Seeger became part of the Bockner home whenever he passed through St. Louis and was one of Rick’s first musical influences, providing him with his first informal guitar lessons at age five. Later, when Rick wanted to buy a 12-string guitar, Seeger gave him advice. “We grew up on his music,” Rick says. “He was a huge influence on our household.”
Rick’s sister Deb, who lives in Argenta, recalls Seeger “laying down for a nap in the back bedroom before a concert. We put on a record of his. I remember him coming out very angry because we were playing a record he didn’t like!”
Younger brother Peter, who lives in Nelson, was named after Seeger.
Lou Bockner died when his children were young, but the family stayed in touch with Seeger, who Rick last saw in an elevator in 1992.
“I had a chance to tell him how much he meant to me musically and he asked how my mom was doing — she kept in touch with him too, and we’d get a card every year. He was quiet for a minute and said ‘Seems like another lifetime.’ For both of us, it had been a long time.”

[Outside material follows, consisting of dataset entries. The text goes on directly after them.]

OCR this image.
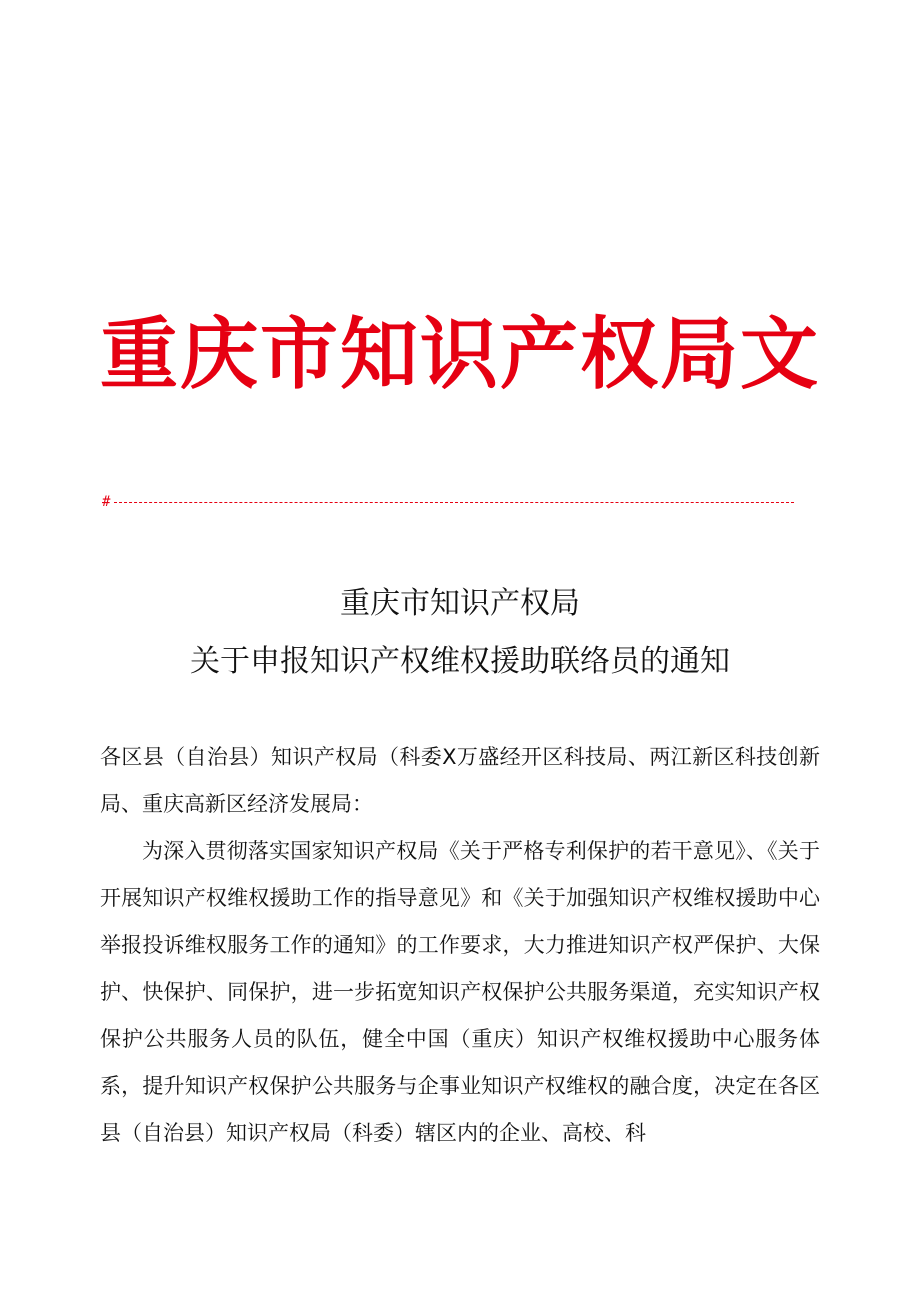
重庆市知识产权局文
#
重庆市知识产权局
关于申报知识产权维权援助联络员的通知

各区县（自治县）知识产权局（科委X万盛经开区科技局、两江新区科技创新局、重庆高新区经济发展局：

为深入贯彻落实国家知识产权局《关于严格专利保护的若干意见》、《关于开展知识产权维权援助工作的指导意见》和《关于加强知识产权维权援助中心举报投诉维权服务工作的通知》的工作要求，大力推进知识产权严保护、大保护、快保护、同保护，进一步拓宽知识产权保护公共服务渠道，充实知识产权保护公共服务人员的队伍，健全中国（重庆）知识产权维权援助中心服务体系，提升知识产权保护公共服务与企事业知识产权维权的融合度，决定在各区县（自治县）知识产权局（科委）辖区内的企业、高校、科
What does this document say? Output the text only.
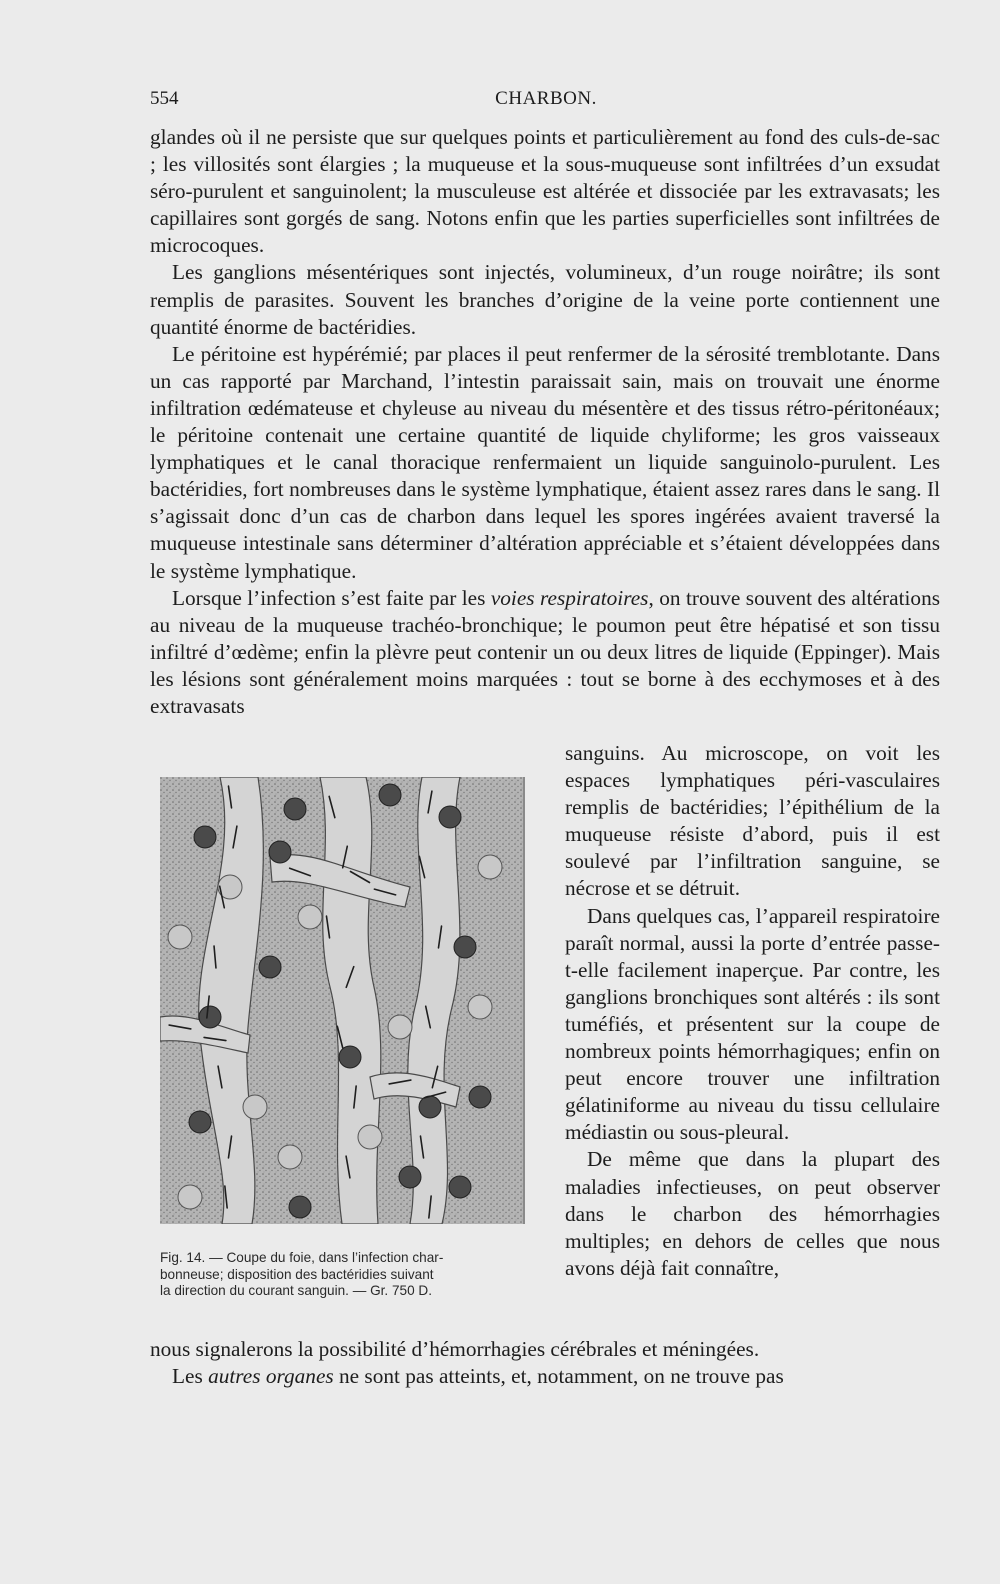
554	CHARBON.

glandes où il ne persiste que sur quelques points et particulièrement au fond des culs-de-sac ; les villosités sont élargies ; la muqueuse et la sous-muqueuse sont infiltrées d’un exsudat séro-purulent et sanguinolent; la musculeuse est altérée et dissociée par les extravasats; les capillaires sont gorgés de sang. Notons enfin que les parties superficielles sont infiltrées de microcoques.

Les ganglions mésentériques sont injectés, volumineux, d’un rouge noirâtre; ils sont remplis de parasites. Souvent les branches d’origine de la veine porte contiennent une quantité énorme de bactéridies.

Le péritoine est hypérémié; par places il peut renfermer de la sérosité tremblotante. Dans un cas rapporté par Marchand, l’intestin paraissait sain, mais on trouvait une énorme infiltration œdémateuse et chyleuse au niveau du mésentère et des tissus rétro-péritonéaux; le péritoine contenait une certaine quantité de liquide chyliforme; les gros vaisseaux lymphatiques et le canal thoracique renfermaient un liquide sanguinolo-purulent. Les bactéridies, fort nombreuses dans le système lymphatique, étaient assez rares dans le sang. Il s’agissait donc d’un cas de charbon dans lequel les spores ingérées avaient traversé la muqueuse intestinale sans déterminer d’altération appréciable et s’étaient développées dans le système lymphatique.

Lorsque l’infection s’est faite par les voies respiratoires, on trouve souvent des altérations au niveau de la muqueuse trachéo-bronchique; le poumon peut être hépatisé et son tissu infiltré d’œdème; enfin la plèvre peut contenir un ou deux litres de liquide (Eppinger). Mais les lésions sont généralement moins marquées : tout se borne à des ecchymoses et à des extravasats

Fig. 14. — Coupe du foie, dans l’infection char-
bonneuse; disposition des bactéridies suivant
la direction du courant sanguin. — Gr. 750 D.

sanguins. Au microscope, on voit les espaces lymphatiques péri-vasculaires remplis de bactéridies; l’épithélium de la muqueuse résiste d’abord, puis il est soulevé par l’infiltration sanguine, se nécrose et se détruit.

Dans quelques cas, l’appareil respiratoire paraît normal, aussi la porte d’entrée passe-t-elle facilement inaperçue. Par contre, les ganglions bronchiques sont altérés : ils sont tuméfiés, et présentent sur la coupe de nombreux points hémorrhagiques; enfin on peut encore trouver une infiltration gélatiniforme au niveau du tissu cellulaire médiastin ou sous-pleural.

De même que dans la plupart des maladies infectieuses, on peut observer dans le charbon des hémorrhagies multiples; en dehors de celles que nous avons déjà fait connaître,

nous signalerons la possibilité d’hémorrhagies cérébrales et méningées.

Les autres organes ne sont pas atteints, et, notamment, on ne trouve pas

(Bockner’s mother was better known in Argenta as Phyllis Margolin, a noted painter.)
Bockner, who lived in this area off and on between 1961 and 1982, is planning a tribute show to Seeger on Cortes Island’s community radio station.
He said Seeger had his finger on every social movement in North America since the 1930s, from civil rights to environmentalism.
“For every major political downer of the last 50 years, there’s been a Pete Seeger song to address it. I’m very grateful to him. He was a real mentor of mine.”